# A diatomic molecule rotating about it's axis of symetry

1. Nov 11, 2006

### quasar987

In my thermo text, they consider a diatomic molecule that is rotating about the axis joining the two atoms (also the axis of symetry) and make a quantum argument involving the energy levels of a rigid rotator to conclude that kT<<$\Delta E$ for this particular degree of freedom.

But isn't this kind of rotation impossible to begin with in QM? One of my HW problem in QM last year was to show that the energy needed to put a totally smooth cylinder in rotation about it's axis of symetry is infinite. This follows a principle like "it is not possible to put in motion an object that you cannot tell is in motion". And this is precisely what we have here with the diatomic molecule so I find it peculiar that we are even considering such rotations.

2. Nov 14, 2006

### Einstein Mcfly

I might be wrong to think about it this way, but the symmetry operator that would describe such a rotation would just be the identity. The identity always commutes with the Hamiltonian and the change in energy for such a "rotation" would be zero and hence not really a rotation.

I'll admit that I'm having some trouble understanding the second part of your post though. Perhaps I don't know what you mean by "totally smooth".

3. Nov 14, 2006

### vanesch

Staff Emeritus
I think you misunderstood the text (or otherwise you better put it in a dustbin). The rigid rotor of 2 atoms is rotating around an axis of rotation which is PERPENDICULAR to the axis of rotational symmetry. You know, like those halters weightlifters use: imagine the weightlifter holding the thing up, and now you make it spin around the vertical axis...

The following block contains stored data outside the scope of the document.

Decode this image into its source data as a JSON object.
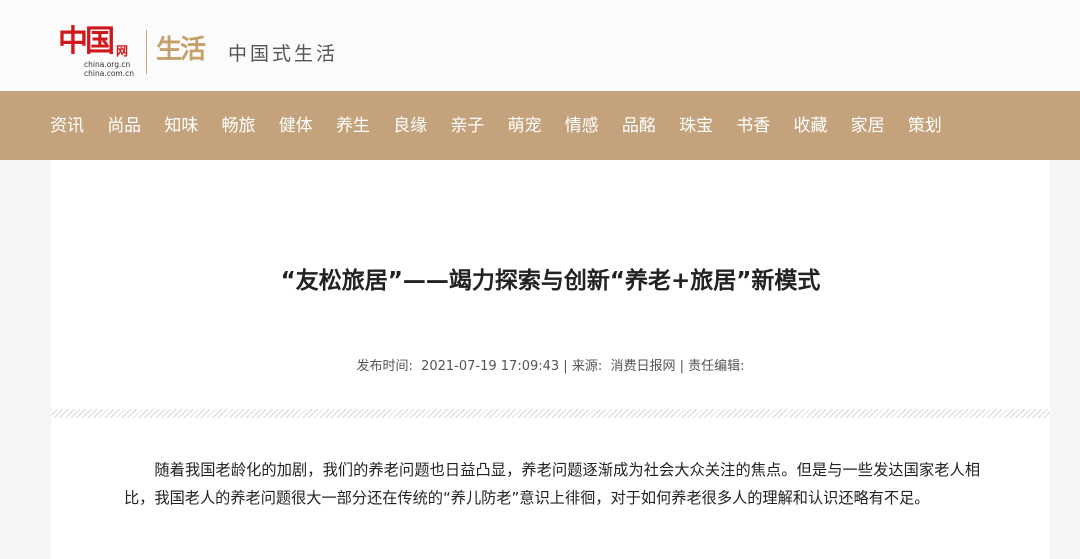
{
  "header": {
    "logo_mark": "中国",
    "logo_wang": "网",
    "logo_url": "china.org.cn\nchina.com.cn",
    "section_mark": "生活",
    "section_sub": "中国式生活"
  },
  "nav": {
    "items": [
      "资讯",
      "尚品",
      "知味",
      "畅旅",
      "健体",
      "养生",
      "良缘",
      "亲子",
      "萌宠",
      "情感",
      "品酩",
      "珠宝",
      "书香",
      "收藏",
      "家居",
      "策划"
    ]
  },
  "article": {
    "title": "“友松旅居”——竭力探索与创新“养老+旅居”新模式",
    "meta": {
      "published_label": "发布时间:",
      "published_value": "2021-07-19 17:09:43",
      "source_label": "来源:",
      "source_value": "消费日报网",
      "editor_label": "责任编辑:"
    },
    "paragraph": "随着我国老龄化的加剧，我们的养老问题也日益凸显，养老问题逐渐成为社会大众关注的焦点。但是与一些发达国家老人相比，我国老人的养老问题很大一部分还在传统的“养儿防老”意识上徘徊，对于如何养老很多人的理解和认识还略有不足。"
  }
}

As you say, it would make no sense to talk about a rotation around the rotational axis of symmetry...

4. Nov 14, 2006

### quasar987

The exercice consisted in considering a cylinder (make that a ring if you want) made up of N atoms and showing that in the limit N-->infty, the energy needed to set it in rotation about its axis of symetry was infinite.

5. Nov 14, 2006

### cesiumfrog

I assume each atom's mass was proportional to 1/N so that the total mass remains constant? Was the exercise using classical mechanics, statistical thermodynamics or QM?

The ramifications of things being in principle indistinguishable is somewhat unintuitive, so it would be good to have simple examples handy.

6. Nov 14, 2006

### quasar987

It's Gasiorowicz Ch.7 #12:

Consider the following model of a perfectly smooth cylinder. it it a ring of equally spaced, identical particles, with mass M/N, so that the mass of the ring is M and its moment of inertia MR², with R the radius of the ring. Calculate the possible values of the angular momentum. Calculate the energy eigenvalues. What is the energy difference btw the ground state of zero angular momentum, and the first rotational state? Show that this approaches infinity as N-->oo. Constrast this with the comparable energy for a thick "nicked" cylinder, which lacks the symetry under the rotation through 2pi/N radians. This exemple implies that it is impossible to set a perfectly smooth cylinder in rotation, which is consistent with the fact that for a perfectly smooth cyinder such a rotation would be unobservable.